Voice biometrics spoof nets fraudster $29M
The U.S. subsidiary of financial media giant Nikkei, has been victimized by a voice biometric spoof attack that netted a $29 million wire transfer, PYMNTS reports.
The wire fraud occurred in September, when a malicious third-party posing as a management executive of Nikkei instructed a company employee to send the funds in a combination phishing and imitation attack.
“I don’t want to applaud [the fraudsters] — far from it. Our job is to stop them. But you almost have to give them kudos for actually moving to foil voice biometrics. That is pretty slick. Just not in a good way,” Chief Experience Officer David Barnhardt, chief experience officer at fraud detection company Giact told PYMNTS.
PYMNTS points out that unlike some types of fraud and breaches which must be reported, incidents like the one at Nikkei are likely underreported. Barnhardt estimates that fraud of this type likely nets hundreds of millions of dollars a year, and refers to the incident as a “canary in the coal mine.”
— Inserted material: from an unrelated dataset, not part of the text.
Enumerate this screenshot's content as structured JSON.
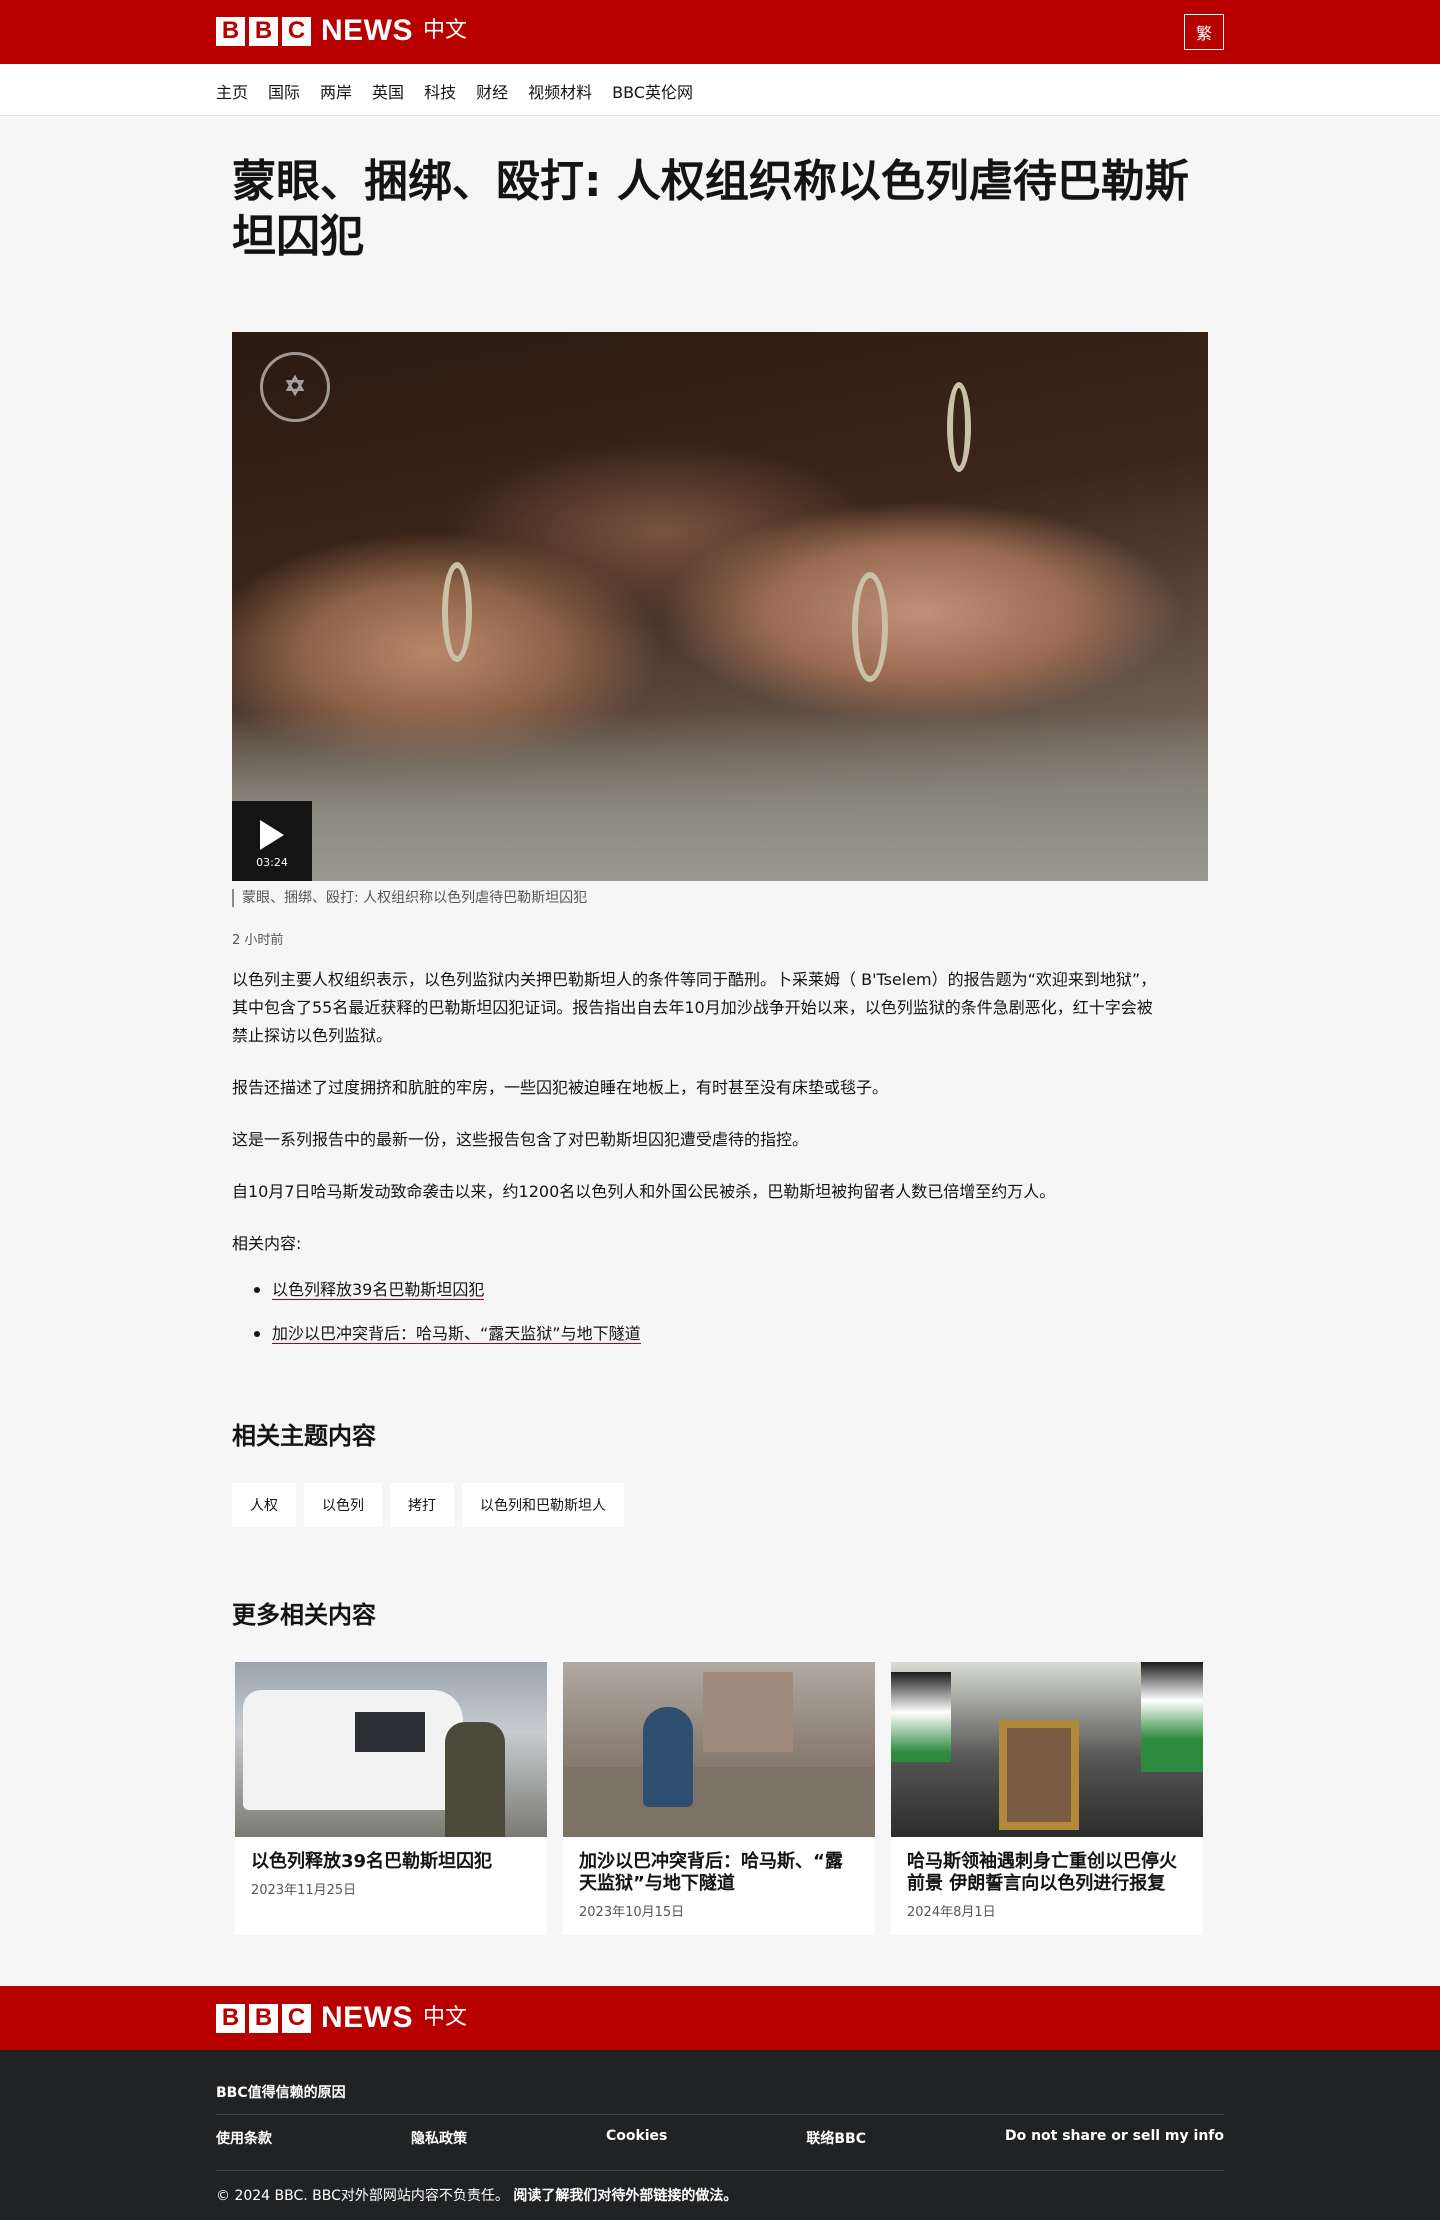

Giact urges enterprises to use proactive security solutions that will detect fraud before it starts, rather than reactive ones.
“If I were a voice biometrics security firm today, I’d be sitting up, taking notice and then figuring out how to get ahead of this, because the criminal want[s] to get ahead of them,” Barnhardt says.
ID R&D recently announced its results in the Global ASVspoof Challenge, and cautioned at the time that increasing technical capabilities could enable spoofed speech to be used against individuals, businesses, and governments.